Dalam praktik Irfan terdapat dua istilah penting: suluk (perjalanan spiritual) dan riyadhah (latihan ruhani). Suluk melibatkan dzikir, pengawasan diri (muraqabah), ketaatan pada syariat, dan bimbingan guru agar tidak tersesat. Riyadhah, seperti praktik zuhud, menuntut keseimbangan—menghindarkan diri dari kemewahan tanpa mengabaikan tanggung jawab sosial, meneladani Imam Ali a.s.
Sebagai contoh, beliau menyarankan bacaan dari Mafatihul Jinan—“Allâhumma akhrijnî min zhulumâtil wahmi, wa akrimnî bi nûril fahmi. Allâhummaftah ‘alaynâ abwâba rahmatika, wansyur ‘alaynâ khazâina ‘ulûmi- ka”—untuk memohon pancaran ilahi (isyraq) sampai ke kalbu sebelum memulai pembelajaran.

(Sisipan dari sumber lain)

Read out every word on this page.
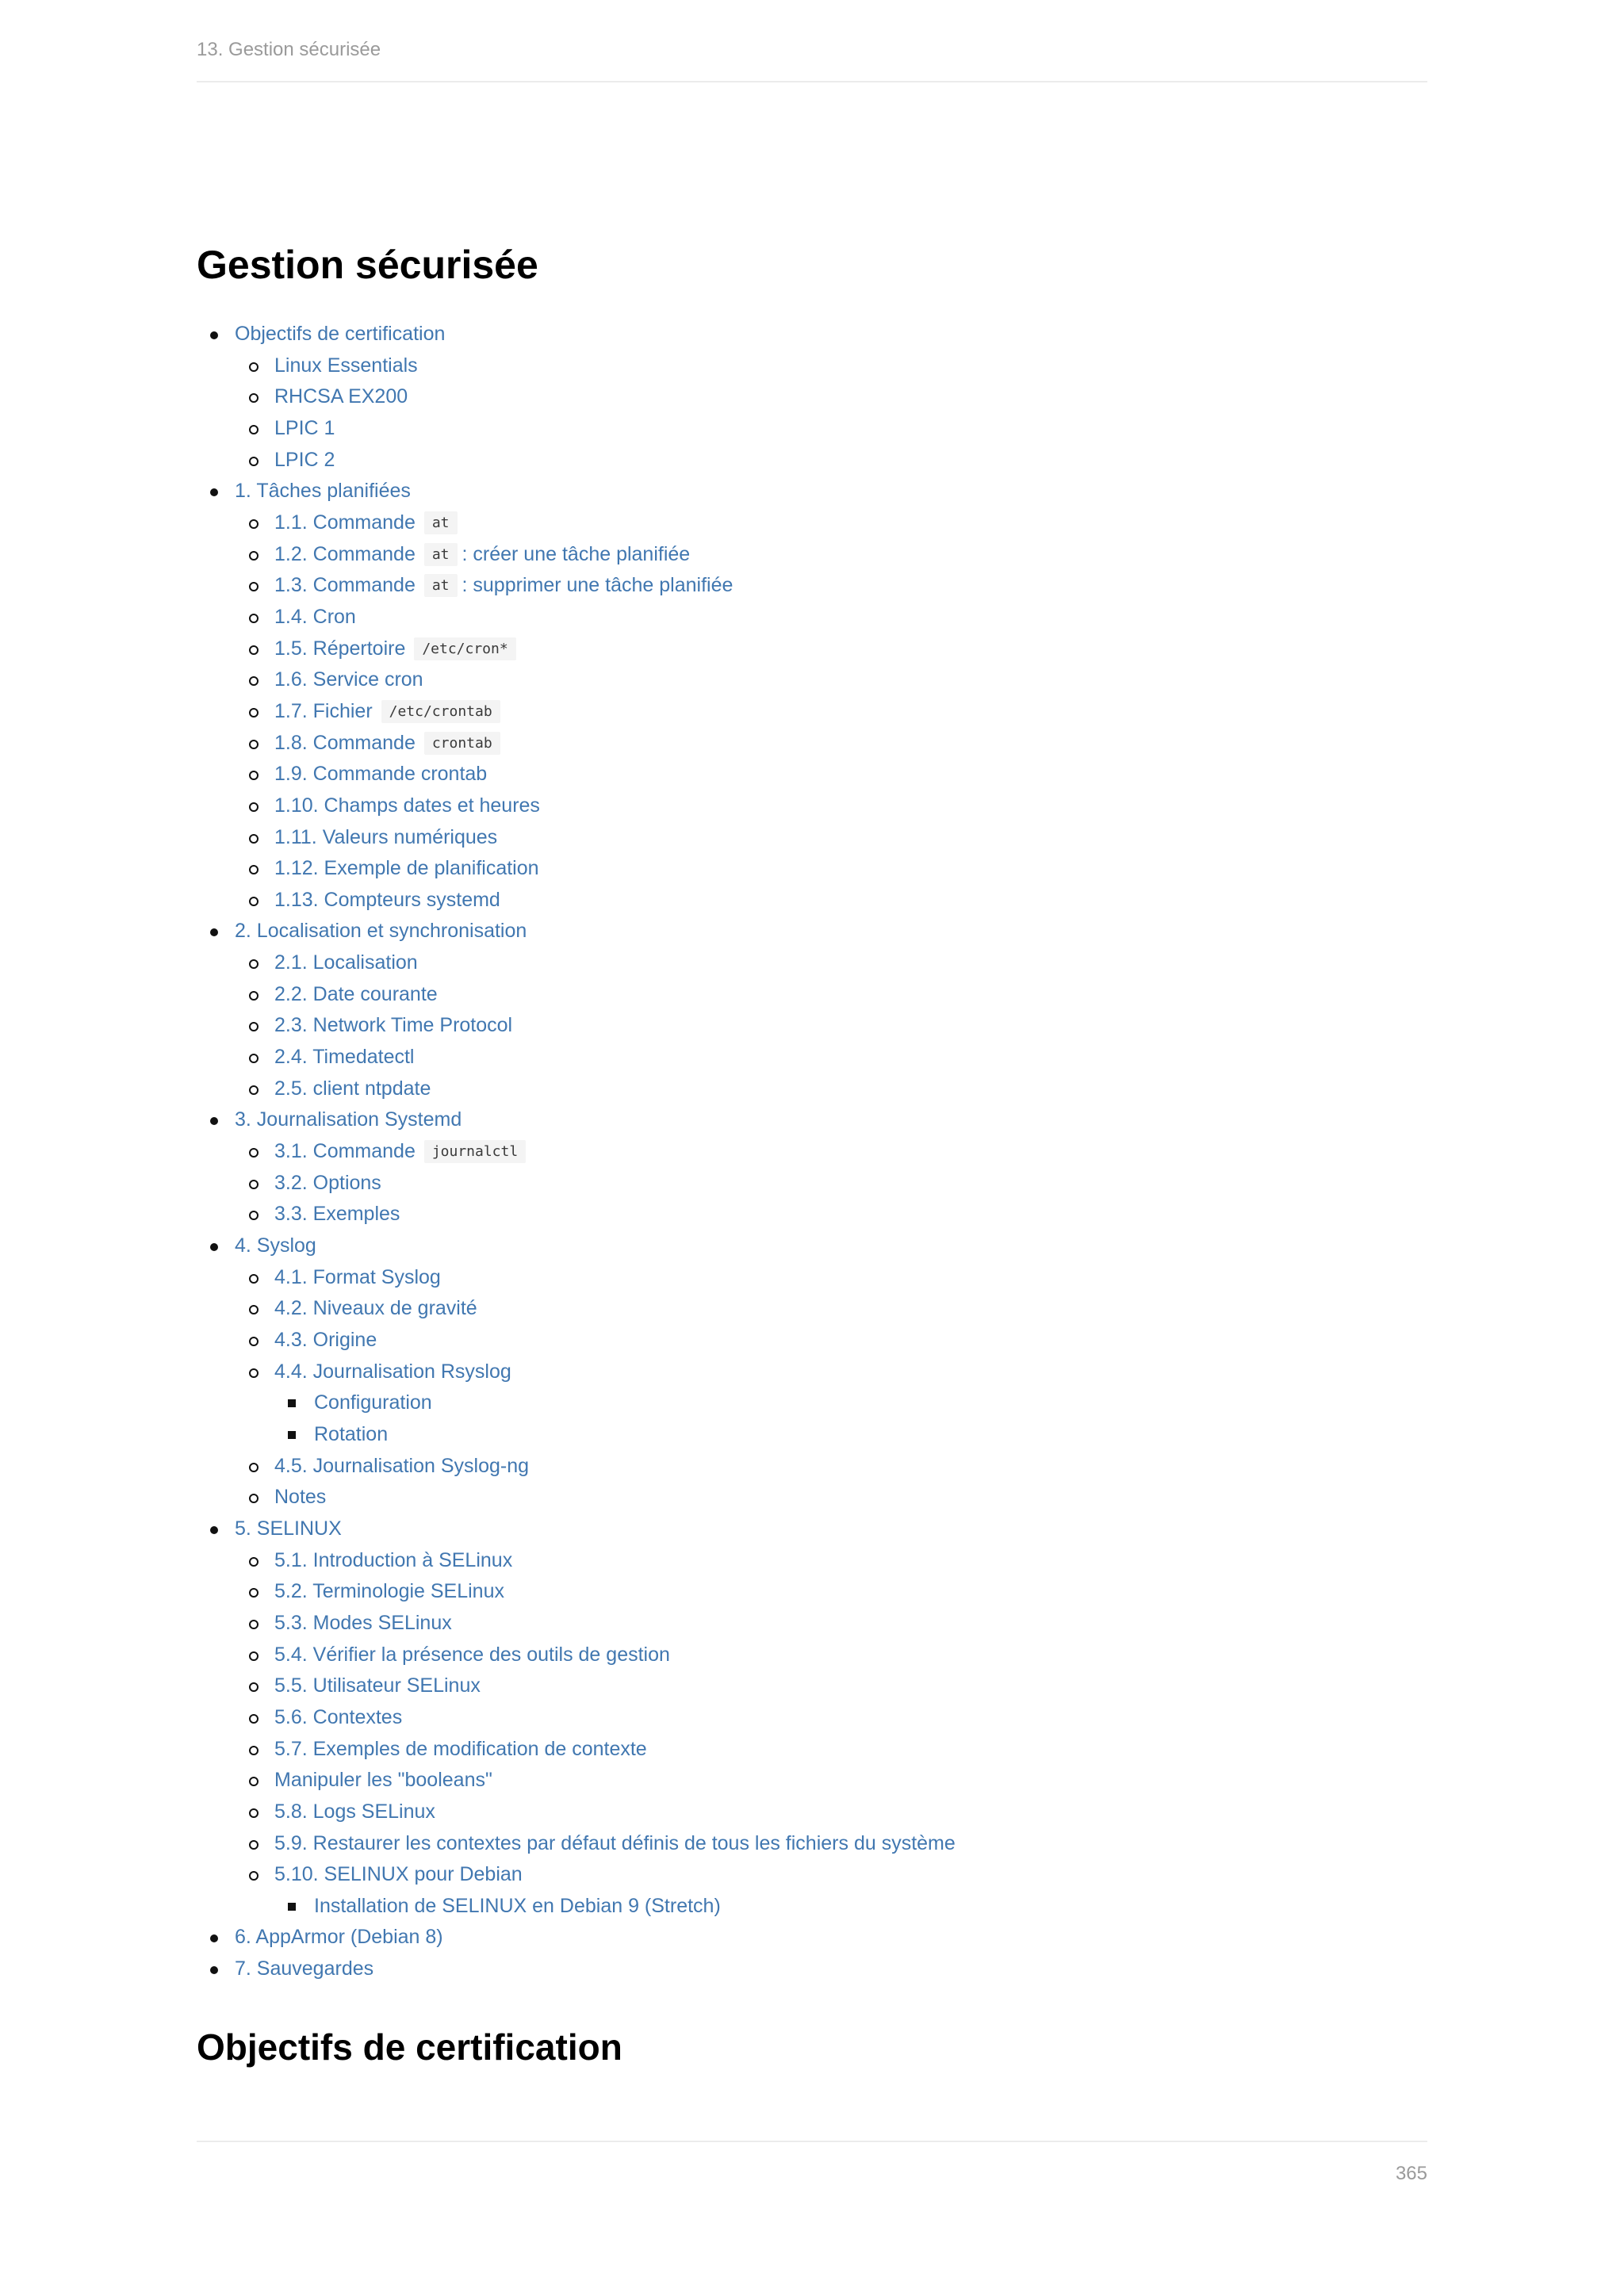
13. Gestion sécurisée
Gestion sécurisée
Objectifs de certification
Linux Essentials
RHCSA EX200
LPIC 1
LPIC 2
1. Tâches planifiées
1.1. Commande at
1.2. Commande at : créer une tâche planifiée
1.3. Commande at : supprimer une tâche planifiée
1.4. Cron
1.5. Répertoire /etc/cron*
1.6. Service cron
1.7. Fichier /etc/crontab
1.8. Commande crontab
1.9. Commande crontab
1.10. Champs dates et heures
1.11. Valeurs numériques
1.12. Exemple de planification
1.13. Compteurs systemd
2. Localisation et synchronisation
2.1. Localisation
2.2. Date courante
2.3. Network Time Protocol
2.4. Timedatectl
2.5. client ntpdate
3. Journalisation Systemd
3.1. Commande journalctl
3.2. Options
3.3. Exemples
4. Syslog
4.1. Format Syslog
4.2. Niveaux de gravité
4.3. Origine
4.4. Journalisation Rsyslog
Configuration
Rotation
4.5. Journalisation Syslog-ng
Notes
5. SELINUX
5.1. Introduction à SELinux
5.2. Terminologie SELinux
5.3. Modes SELinux
5.4. Vérifier la présence des outils de gestion
5.5. Utilisateur SELinux
5.6. Contextes
5.7. Exemples de modification de contexte
Manipuler les "booleans"
5.8. Logs SELinux
5.9. Restaurer les contextes par défaut définis de tous les fichiers du système
5.10. SELINUX pour Debian
Installation de SELINUX en Debian 9 (Stretch)
6. AppArmor (Debian 8)
7. Sauvegardes
Objectifs de certification
365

Menutup kajian, Prof. Dr. Mottaghi mengingatkan bahwa meski masyarakat Indonesia umumnya religius, kurangnya pengetahuan dapat membuat umat terjebak praktik menyimpang atau kepercayaan tradisional yang tidak berdasar. Kajian seperti ini penting untuk memperkuat literasi keislaman dan memastikan umat mengikuti ajaran yang benar.
Majelis Taklim Akhwat ICC – Zainab Al‑Kubro akan kembali mengadakan kajian rutin setiap Rabu pukul 10.00 WIB. Para jamaah akhwat muslimah diundang hadir untuk menggali lebih dalam khazanah spiritual Ahlulbait.